Dragon is the second entangled right whale seen in the area south of Nantucket, where around 60 of these endangered animals are now gathered. On Dec. 21, and again on Jan. 23 and Jan. 31, a 15-year-old male right whale was seen with three lines trailing from his mouth, collecting in a jumbled knot behind him that did not look as if it could be shed without human intervention.
The aquarium said it has documented more than 1,500 entanglements of whales in line and gear since 1980. More than 86% of right whales have been entangled at least once, more than 50% twice, and some up to eight times during their lifetime, the aquarium said.

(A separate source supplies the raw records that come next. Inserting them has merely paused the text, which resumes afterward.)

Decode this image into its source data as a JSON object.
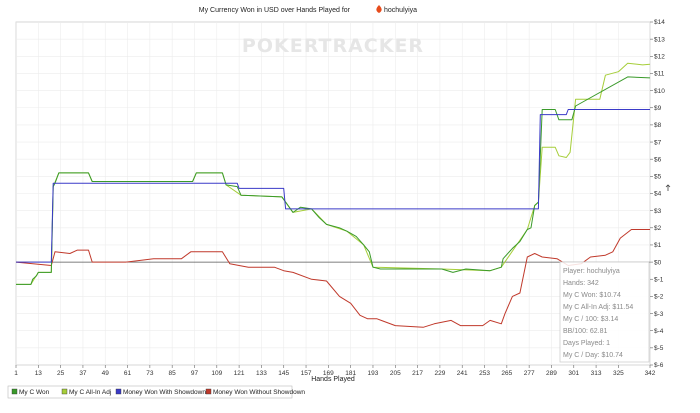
{
  "chart_data": {
    "type": "line",
    "title_text": "My Currency Won in USD over Hands Played for",
    "title_player": "hochulyiya",
    "xlabel": "Hands Played",
    "xlim": [
      1,
      342
    ],
    "xticks": [
      1,
      13,
      25,
      37,
      49,
      61,
      73,
      85,
      97,
      109,
      121,
      133,
      145,
      157,
      169,
      181,
      193,
      205,
      217,
      229,
      241,
      253,
      265,
      277,
      289,
      301,
      313,
      325,
      342
    ],
    "ylim": [
      -6,
      14
    ],
    "yticks": [
      -6,
      -5,
      -4,
      -3,
      -2,
      -1,
      0,
      1,
      2,
      3,
      4,
      5,
      6,
      7,
      8,
      9,
      10,
      11,
      12,
      13,
      14
    ],
    "ytick_labels": [
      "$-6",
      "$-5",
      "$-4",
      "$-3",
      "$-2",
      "$-1",
      "$0",
      "$1",
      "$2",
      "$3",
      "$4",
      "$5",
      "$6",
      "$7",
      "$8",
      "$9",
      "$10",
      "$11",
      "$12",
      "$13",
      "$14"
    ],
    "grid": true,
    "watermark": "POKERTRACKER",
    "series": [
      {
        "name": "My C Won",
        "color": "#3a9a2a",
        "points": [
          [
            1,
            -1.3
          ],
          [
            9,
            -1.3
          ],
          [
            10,
            -1.0
          ],
          [
            12,
            -0.8
          ],
          [
            13,
            -0.6
          ],
          [
            20,
            -0.6
          ],
          [
            21,
            4.4
          ],
          [
            22,
            4.6
          ],
          [
            24,
            5.2
          ],
          [
            40,
            5.2
          ],
          [
            42,
            4.7
          ],
          [
            96,
            4.7
          ],
          [
            98,
            5.2
          ],
          [
            112,
            5.2
          ],
          [
            114,
            4.5
          ],
          [
            120,
            4.4
          ],
          [
            122,
            3.9
          ],
          [
            144,
            3.8
          ],
          [
            146,
            3.5
          ],
          [
            150,
            2.9
          ],
          [
            154,
            3.2
          ],
          [
            160,
            3.1
          ],
          [
            164,
            2.6
          ],
          [
            168,
            2.2
          ],
          [
            175,
            2.0
          ],
          [
            179,
            1.8
          ],
          [
            184,
            1.5
          ],
          [
            188,
            1.0
          ],
          [
            191,
            0.6
          ],
          [
            193,
            -0.3
          ],
          [
            197,
            -0.4
          ],
          [
            230,
            -0.4
          ],
          [
            236,
            -0.6
          ],
          [
            243,
            -0.4
          ],
          [
            256,
            -0.5
          ],
          [
            262,
            -0.3
          ],
          [
            263,
            0.2
          ],
          [
            268,
            0.8
          ],
          [
            272,
            1.2
          ],
          [
            276,
            1.9
          ],
          [
            278,
            2.0
          ],
          [
            280,
            3.3
          ],
          [
            282,
            3.5
          ],
          [
            284,
            8.9
          ],
          [
            291,
            8.9
          ],
          [
            293,
            8.3
          ],
          [
            300,
            8.3
          ],
          [
            302,
            9.1
          ],
          [
            330,
            10.8
          ],
          [
            342,
            10.74
          ]
        ]
      },
      {
        "name": "My C All-In Adj",
        "color": "#a6ce39",
        "points": [
          [
            1,
            -1.3
          ],
          [
            9,
            -1.3
          ],
          [
            13,
            -0.6
          ],
          [
            20,
            -0.6
          ],
          [
            21,
            4.4
          ],
          [
            24,
            5.2
          ],
          [
            40,
            5.2
          ],
          [
            42,
            4.7
          ],
          [
            96,
            4.7
          ],
          [
            98,
            5.2
          ],
          [
            112,
            5.2
          ],
          [
            114,
            4.5
          ],
          [
            122,
            3.9
          ],
          [
            144,
            3.8
          ],
          [
            150,
            2.9
          ],
          [
            160,
            3.1
          ],
          [
            168,
            2.2
          ],
          [
            179,
            1.8
          ],
          [
            188,
            1.0
          ],
          [
            193,
            -0.3
          ],
          [
            230,
            -0.4
          ],
          [
            256,
            -0.5
          ],
          [
            262,
            -0.3
          ],
          [
            276,
            1.9
          ],
          [
            280,
            3.3
          ],
          [
            282,
            3.5
          ],
          [
            284,
            6.7
          ],
          [
            291,
            6.7
          ],
          [
            293,
            6.2
          ],
          [
            297,
            6.1
          ],
          [
            299,
            6.4
          ],
          [
            302,
            9.5
          ],
          [
            315,
            9.5
          ],
          [
            318,
            10.9
          ],
          [
            325,
            11.1
          ],
          [
            330,
            11.6
          ],
          [
            338,
            11.5
          ],
          [
            342,
            11.54
          ]
        ]
      },
      {
        "name": "Money Won With Showdown",
        "color": "#3a3ac8",
        "points": [
          [
            1,
            0
          ],
          [
            20,
            0
          ],
          [
            21,
            4.6
          ],
          [
            120,
            4.6
          ],
          [
            121,
            4.3
          ],
          [
            145,
            4.3
          ],
          [
            146,
            3.1
          ],
          [
            282,
            3.1
          ],
          [
            283,
            8.6
          ],
          [
            297,
            8.6
          ],
          [
            298,
            8.9
          ],
          [
            342,
            8.9
          ]
        ]
      },
      {
        "name": "Money Won Without Showdown",
        "color": "#c0392b",
        "points": [
          [
            1,
            0
          ],
          [
            20,
            -0.2
          ],
          [
            22,
            0.6
          ],
          [
            30,
            0.5
          ],
          [
            34,
            0.7
          ],
          [
            40,
            0.7
          ],
          [
            42,
            0.0
          ],
          [
            60,
            0.0
          ],
          [
            75,
            0.2
          ],
          [
            90,
            0.2
          ],
          [
            95,
            0.6
          ],
          [
            112,
            0.6
          ],
          [
            116,
            -0.1
          ],
          [
            126,
            -0.3
          ],
          [
            140,
            -0.3
          ],
          [
            145,
            -0.5
          ],
          [
            150,
            -0.6
          ],
          [
            160,
            -1.0
          ],
          [
            168,
            -1.1
          ],
          [
            175,
            -2.0
          ],
          [
            181,
            -2.4
          ],
          [
            186,
            -3.1
          ],
          [
            190,
            -3.3
          ],
          [
            195,
            -3.3
          ],
          [
            205,
            -3.7
          ],
          [
            220,
            -3.8
          ],
          [
            226,
            -3.6
          ],
          [
            235,
            -3.4
          ],
          [
            240,
            -3.7
          ],
          [
            252,
            -3.7
          ],
          [
            256,
            -3.4
          ],
          [
            262,
            -3.6
          ],
          [
            264,
            -3.0
          ],
          [
            268,
            -2.0
          ],
          [
            272,
            -1.8
          ],
          [
            276,
            0.3
          ],
          [
            280,
            0.5
          ],
          [
            284,
            0.3
          ],
          [
            292,
            0.2
          ],
          [
            298,
            -0.2
          ],
          [
            305,
            -0.1
          ],
          [
            310,
            0.3
          ],
          [
            318,
            0.4
          ],
          [
            322,
            0.6
          ],
          [
            326,
            1.4
          ],
          [
            332,
            1.9
          ],
          [
            342,
            1.9
          ]
        ]
      }
    ],
    "stats_box": [
      "Player: hochulyiya",
      "Hands: 342",
      "My C Won: $10.74",
      "My C All-In Adj: $11.54",
      "My C / 100: $3.14",
      "BB/100: 62.81",
      "Days Played: 1",
      "My C / Day: $10.74"
    ],
    "legend": [
      {
        "label": "My C Won",
        "color": "#3a9a2a"
      },
      {
        "label": "My C All-In Adj",
        "color": "#a6ce39"
      },
      {
        "label": "Money Won With Showdown",
        "color": "#3a3ac8"
      },
      {
        "label": "Money Won Without Showdown",
        "color": "#c0392b"
      }
    ]
  }
}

North Atlantic right whales are the world’s most endangered great whale, with around 400 individuals but fewer than 100 females. Scientists have calculated that fewer than one right whale a year may be killed by humans if the species is to recover. The loss of a successful breeding female is even more costly to recovery given their low number relative to males.
Dragon is known to have given birth three times, with one of her calves, a female, now reaching breeding age, according to aquarium research scientist Philip Hamilton. Before this week, Dragon was last seen in Cape Cod Bay in April.
“It is both sad and discouraging to see Dragon, a whale we have followed from her birth through to maturity, entangled and in such poor health,” Hamilton said in a statement Friday. He manages the photo catalog used to identify right whales.
“The hope for this species rides on the broad backs of these calving females,” Hamilton said. “I fear we will lose this whale just as she enters what should be the prime of her reproductive life.”